Birmingham is in a bit of a craze about the High Speed 2 rail link which is going to be built between Birmingham and London – its great news for Birmingham, it brings jobs (40,000 est) and puts Birmingham 49mins from London. They are somewhat tongue in cheek referring to Birmingham as Zone 4 of the London underground. Beneath the eye-catching 49 minute journey times is the real benefit, which is that it will free up capacity on the local lines, meaning more trains and more reliable trains, both of which are a massive issue as anyone who commutes into Birmingham on a daily basis can testify to.
All that said, I am wondering if we are about to make a £22bn mistake. We are putting in technology that has been around for fifty years and is likely to be completely redundant in the next 20. One of the challenges of our railways has been that of legacy infrastructure, which has been in place since 1825, that we have had to maintain, upgrade and replace. Many countries (such as Japan) leap-frogged and put in infrastructure capable of running High speed trains (>200 km/h) from day one.

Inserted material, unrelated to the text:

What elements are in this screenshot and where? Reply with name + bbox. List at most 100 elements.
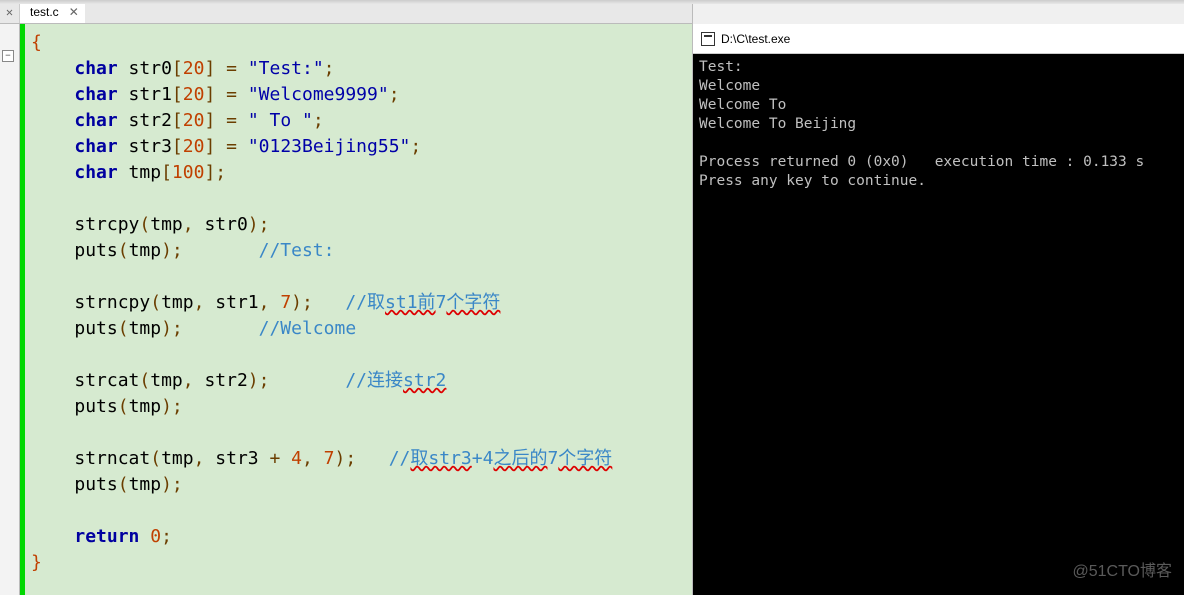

It can be likened to the mobile commerce in Africa?—?many African countries are leading the way because they leap-frogged the laying of cable & fibre and just built modern 3g & 4g mobile infrastructure. They now don’t need to deal with the legacy issues that the UK does with old slow copper in the ground which is very expensive to maintain and upgrade.
If there was a future-proof alternative to mass transport at speed, should we at least not consider it before committing to a £22bn project that is going to take 9 years to complete (likely much longer given that these things always overrun)? I suspect we are way to late for this but there are viable alternatives and I think history will show how stupid it was not to have considered it.

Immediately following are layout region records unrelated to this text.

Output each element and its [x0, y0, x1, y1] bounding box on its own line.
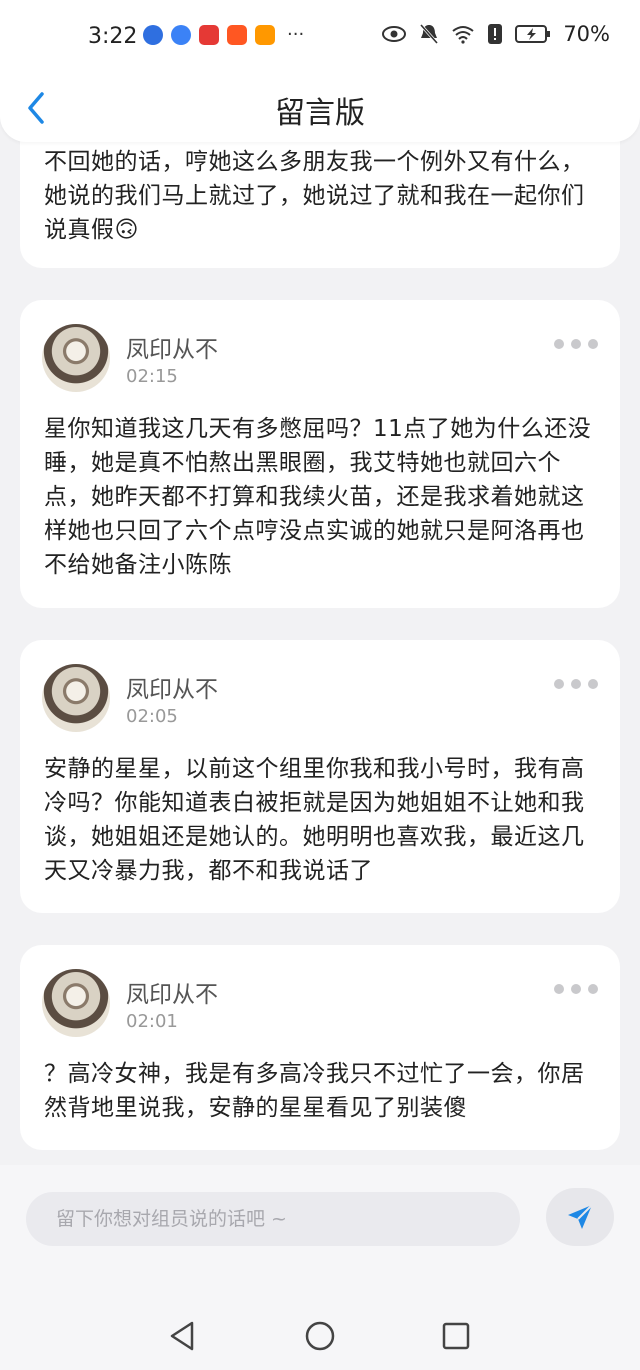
system-nav-bar: [0, 1300, 640, 1370]
avatar[interactable]: [42, 324, 110, 392]
nav-recents-button[interactable]: [436, 1316, 476, 1356]
message-input[interactable]: [26, 1192, 520, 1246]
more-options-button[interactable]: [554, 981, 600, 997]
message-text: 星你知道我这几天有多憋屈吗？11点了她为什么还没睡，她是真不怕熬出黑眼圈，我艾特…: [44, 416, 592, 578]
send-button[interactable]: [546, 1188, 614, 1246]
avatar[interactable]: [42, 969, 110, 1037]
avatar[interactable]: [42, 664, 110, 732]
message-text: 不回她的话，哼她这么多朋友我一个例外又有什么，她说的我们马上就过了，她说过了就和…: [44, 149, 585, 243]
timestamp: 02:01: [126, 1011, 178, 1032]
username[interactable]: 凤印从不: [126, 330, 218, 364]
page-title: 留言版: [275, 96, 365, 131]
circle-home-icon: [305, 1321, 335, 1351]
more-options-button[interactable]: [554, 676, 600, 692]
message-card: 凤印从不 02:15 星你知道我这几天有多憋屈吗？11点了她为什么还没睡，她是真…: [20, 300, 620, 608]
nav-home-button[interactable]: [300, 1316, 340, 1356]
send-icon: [568, 1204, 593, 1229]
message-text: ？高冷女神，我是有多高冷我只不过忙了一会，你居然背地里说我，安静的星星看见了别装…: [44, 1061, 585, 1121]
message-text: 安静的星星，以前这个组里你我和我小号时，我有高冷吗？你能知道表白被拒就是因为她姐…: [44, 756, 585, 884]
username[interactable]: 凤印从不: [126, 975, 218, 1009]
square-recents-icon: [442, 1322, 470, 1350]
timestamp: 02:05: [126, 706, 178, 727]
message-card: 凤印从不 02:01 ？高冷女神，我是有多高冷我只不过忙了一会，你居然背地里说我…: [20, 945, 620, 1150]
more-options-button[interactable]: [554, 336, 600, 352]
message-card: 凤印从不 02:05 安静的星星，以前这个组里你我和我小号时，我有高冷吗？你能知…: [20, 640, 620, 913]
message-feed[interactable]: 不回她的话，哼她这么多朋友我一个例外又有什么，她说的我们马上就过了，她说过了就和…: [0, 0, 640, 1160]
username[interactable]: 凤印从不: [126, 670, 218, 704]
app-header: 留言版: [0, 72, 640, 142]
timestamp: 02:15: [126, 366, 178, 387]
nav-back-button[interactable]: [162, 1316, 202, 1356]
triangle-back-icon: [170, 1321, 194, 1351]
composer-bar: [0, 1165, 640, 1300]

I am not talking about driverless buses, cars or flying drone taxis that are all going to be viable alternatives in the next 20–50 years. I am talking about Hyperloop.
Hyperloop is a conceptual high-speed transportation system originally put forward by entrepreneur Elon Musk, incorporating reduced-pressure tubes in which pressurised pods ride on an air cushion driven by linear induction motors and air compressors.
In May 2013, Musk likened the Hyperloop to a “cross between a Concorde and a railgun and an air hockey table,” while noting that it has no need for rails. He believes it could work either below or above ground.
Hyperloop operates by sending specially designed “pods” through a continuous steel tube maintained at a partial vacuum. Each capsule floats on a 0.5-to-1.3-millimetre (0.02 to 0.05 inch) layer of air provided under pressure to air-caster “skis”, similar to how pucks are suspended in an air hockey table, thus avoiding the use of maglev while still allowing for speeds that wheels cannot sustain.
Concept design of Hyperloop by Camilo Sanchez
Linear induction motors located along the tube would accelerate and decelerate the capsule to the appropriate speed for each section of the tube route. With rolling resistance eliminated and air resistance greatly reduced, the capsules are theorised to be able to glide for the bulk of the journey.
Hyperloop will travel at 760 mph (1,220 km/h) so as to maintain aerodynamic efficiency; the design proposes that passengers experience a maximum inertial acceleration of 0.5 g, about 2 or 3 times that of a commercial airliner on take-off and landing.
Is it far fetched or is it a viable option? Hyperloop Transport Technologies (HTT) are building an 8km test track in the Californian desert with the hope of running full tests by the end of 2016. They expect to have a passenger ready system by 2020, just 4 years away, which means we could hold HS2 to see if Hyperloop works and still build Hyperloop between Birmingham and London before HS2 is completed. Lets be honest, we all know that HS2 is not going to deliver on time, these things never do.
Birmingham to London 140miles
HS2 cost £22bn est
Hyperloop cost £5.1bn est
HS2 time 49 mins
Hyperloop time 14 mins
Hyperloop is cheaper and faster.
HTT have just signed (March 2016) an agreement with the government of Slovakia to build a Hyperloop, with possible links between Bratislava, Vienna and Budapest.
This is a forward thinking government that is building for the future, not for the past.